"Clutter is the disease of American writing," William Zinsser said.
He means that much of our writing is bloated with fluff that adds nothing. He cites examples like, "We no longer head committees. We head them up. We don't face problems anymore. We face up to them when we can free up a few minutes” [emphasis added].
This is important, he says, because "Writing improves in direct ratio to the number of things we can keep out of it that shouldn't be there."
As an editor, I must agree with Zinsser, though it pains the writer in me. Why do we writers add so much fluff?
Most fill their drafts with clutter because they're trying to hit a word count or sound unique. Clutter does add length, but it distracts the reader. And you don’t have to write more to find or strengthen your voice. Zinsser correctly notes, "Most first drafts can be cut by fifty percent without losing any information or losing the author's voice."

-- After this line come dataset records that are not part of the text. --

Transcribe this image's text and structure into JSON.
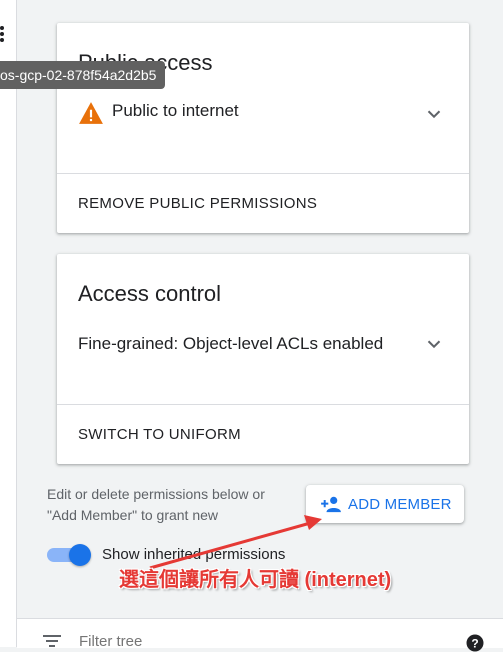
{
  "tooltip": "os-gcp-02-878f54a2d2b5",
  "public_access": {
    "title": "Public access",
    "status": "Public to internet",
    "action": "REMOVE PUBLIC PERMISSIONS",
    "warning_color": "#e8710a"
  },
  "access_control": {
    "title": "Access control",
    "mode": "Fine-grained: Object-level ACLs enabled",
    "action": "SWITCH TO UNIFORM"
  },
  "permissions": {
    "help_text": "Edit or delete permissions below or \"Add Member\" to grant new",
    "add_member_label": "ADD MEMBER",
    "show_inherited_label": "Show inherited permissions",
    "show_inherited_on": true
  },
  "annotation": {
    "text": "選這個讓所有人可讀 (internet)",
    "color": "#e53935"
  },
  "filter": {
    "placeholder": "Filter tree"
  },
  "colors": {
    "accent": "#1a73e8",
    "toggle_track": "#8ab4f8"
  },
  "icons": [
    "more-vert-icon",
    "warning-icon",
    "chevron-down-icon",
    "person-add-icon",
    "filter-icon",
    "help-icon"
  ]
}
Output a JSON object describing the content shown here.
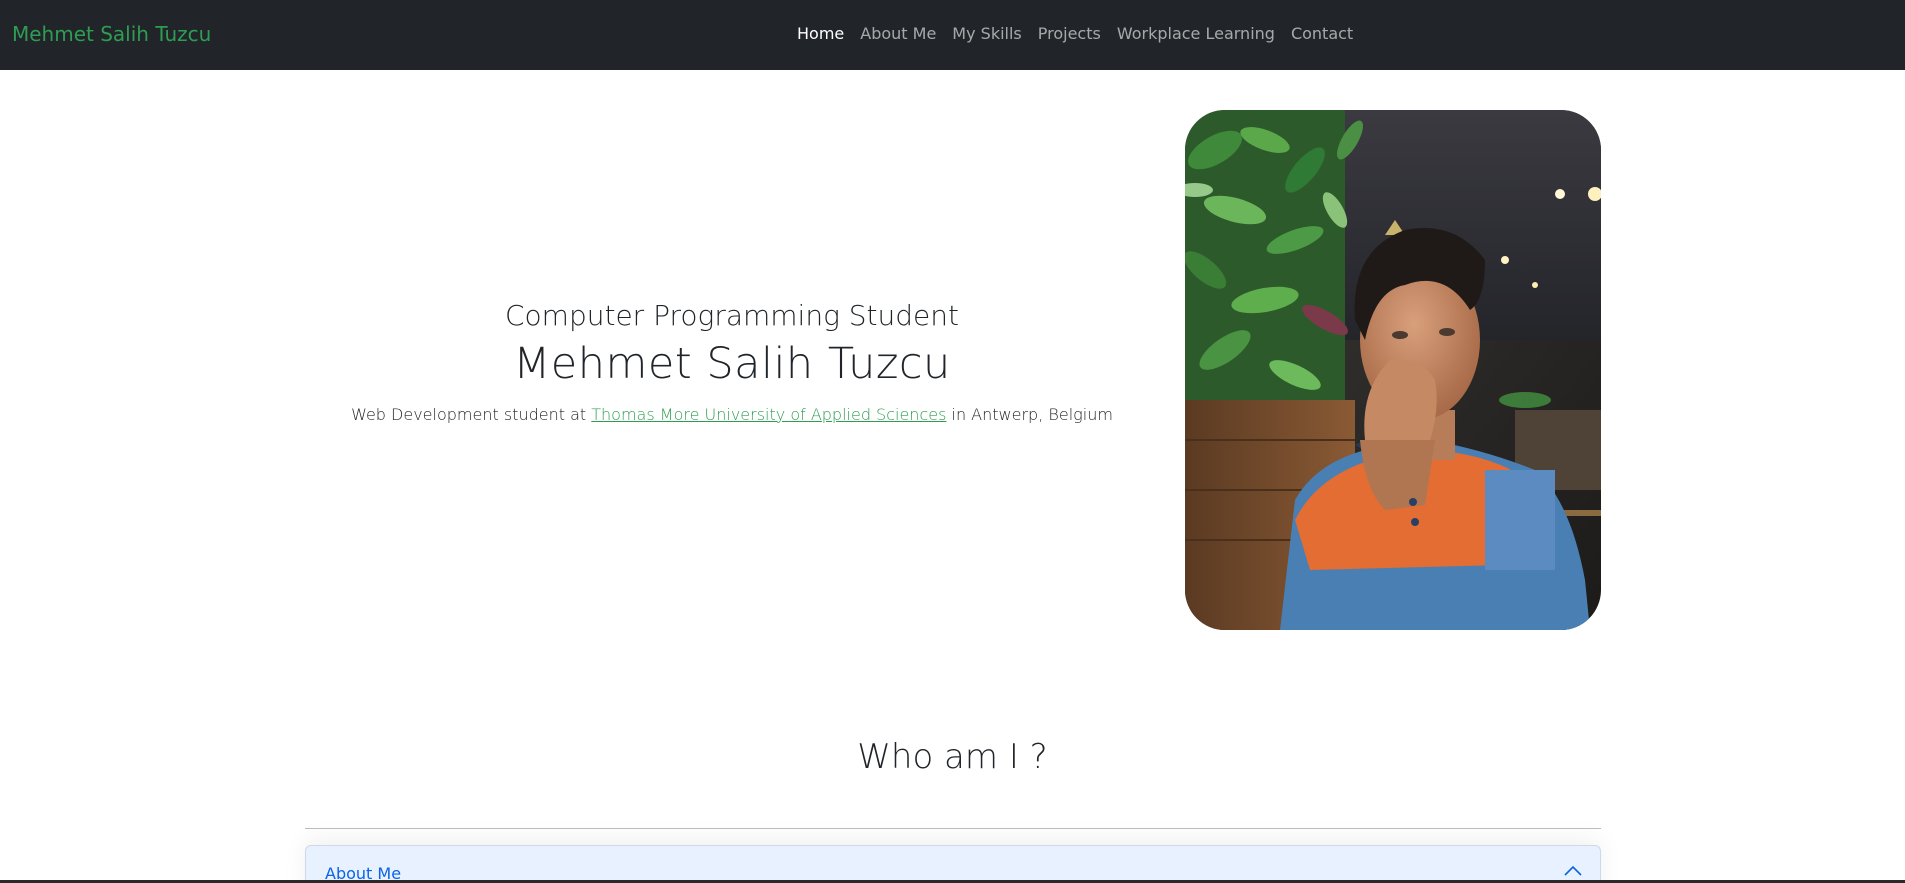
{
  "navbar": {
    "brand": "Mehmet Salih Tuzcu",
    "links": [
      {
        "label": "Home",
        "active": true
      },
      {
        "label": "About Me"
      },
      {
        "label": "My Skills"
      },
      {
        "label": "Projects"
      },
      {
        "label": "Workplace Learning"
      },
      {
        "label": "Contact"
      }
    ]
  },
  "hero": {
    "subtitle": "Computer Programming Student",
    "name": "Mehmet Salih Tuzcu",
    "desc_prefix": "Web Development student at ",
    "desc_link": "Thomas More University of Applied Sciences",
    "desc_suffix": " in Antwerp, Belgium"
  },
  "section": {
    "title": "Who am I ?"
  },
  "accordion": {
    "label": "About Me",
    "icon": "chevron-up-icon"
  },
  "colors": {
    "navbar_bg": "#212529",
    "brand": "#2e9d53",
    "link": "#2e9d53",
    "accordion_bg": "#e7f1ff",
    "accordion_text": "#0c63e4"
  }
}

If your goal is to serve the reader, then cut the clutter, starting with these common culprits of cluttered writing:
"I believe," "I think," or "in my opinion." The reader assumes what you are writing is your belief, thought, or opinion. No need to state so unless it's necessary for clarity.
"Personal." If a hat is my personal favorite hat, I should just say it's my favorite hat. "My" is a personal pronoun. No need to make it "personal."
"At the moment," "at the present time," or "currently." These are all longer, more complicated ways of saying "now." Just say "now."
"Referred to as." You can say Sally is referred to as a doctor, or you can just say Sally is called a doctor. Use fewer words whenever possible.
"A bit," "sort of," or "kind of." These little qualifiers weaken sentences. Something is either like something or it is not.
“In what ways.” You can replace this with “how.”
"In a sense." This doesn't mean anything.
Here are some other ways to tidy up your prose:
Remove unnecessary redundancies. Look for sentences where you use more than one word that mean the same thing. For instance, let’s say you mention “various and sundry items.” “Various” and “sundry” are synonyms; there’s no need for both. There are times when it’s helpful to emphasize, like in Romans 3:12 where Paul writes, “no one does good, not even one.” “No one” obviously means the same thing as “not even one,” but in this case, it further drives Paul’s point home by anticipating the reader’s internal question (Wait, no one is good?).
Bible teachers and pastors, this is especially important when turning a sermon manuscript or teaching outline into an article or another written piece. Repetition is helpful in speaking but usually harmful in writing.
Stop telling after showing. Last week I explained the importance of showing your reader something versus telling them. If you’ve done the hard work of showing, don’t turn around and tell them too. For example, if you’ve just written, “Peter wept bitterly,” don’t then write, “He was heartbroken.”
Write in the active voice. Active and passive voice will be topics for a later article, but for now, know that writing in the active voice is usually preferred and requires fewer words. For example, instead of saying, “a desire has grown to write from my own perspective” (passive voice), you could say, “I desire to write from my own perspective” (active voice). The second is shorter and clearer.
Read your writing out loud. When you read your words aloud, you’ll quickly hear where they are laborious. As you do this, ask yourself if each word carries its own weight or if it's relying on other words. Choose words that can do their own heavy lifting.
Kill your darlings. William Faulkner said, “In writing, you must kill all your darlings.” Your darlings are those words or sentences you think are brilliant but add nothing to your prose. You must kill them all. As your edit your work, ask yourself if you're keeping something because it makes you look or feel smart. If this is the main goal of the sentence and it’s not serving the reader, kill it.
Ruthlessly eliminating clutter from your writing is tiring. "Fighting clutter is like fighting weeds—the writer is always slightly behind,” Zinsser wrote.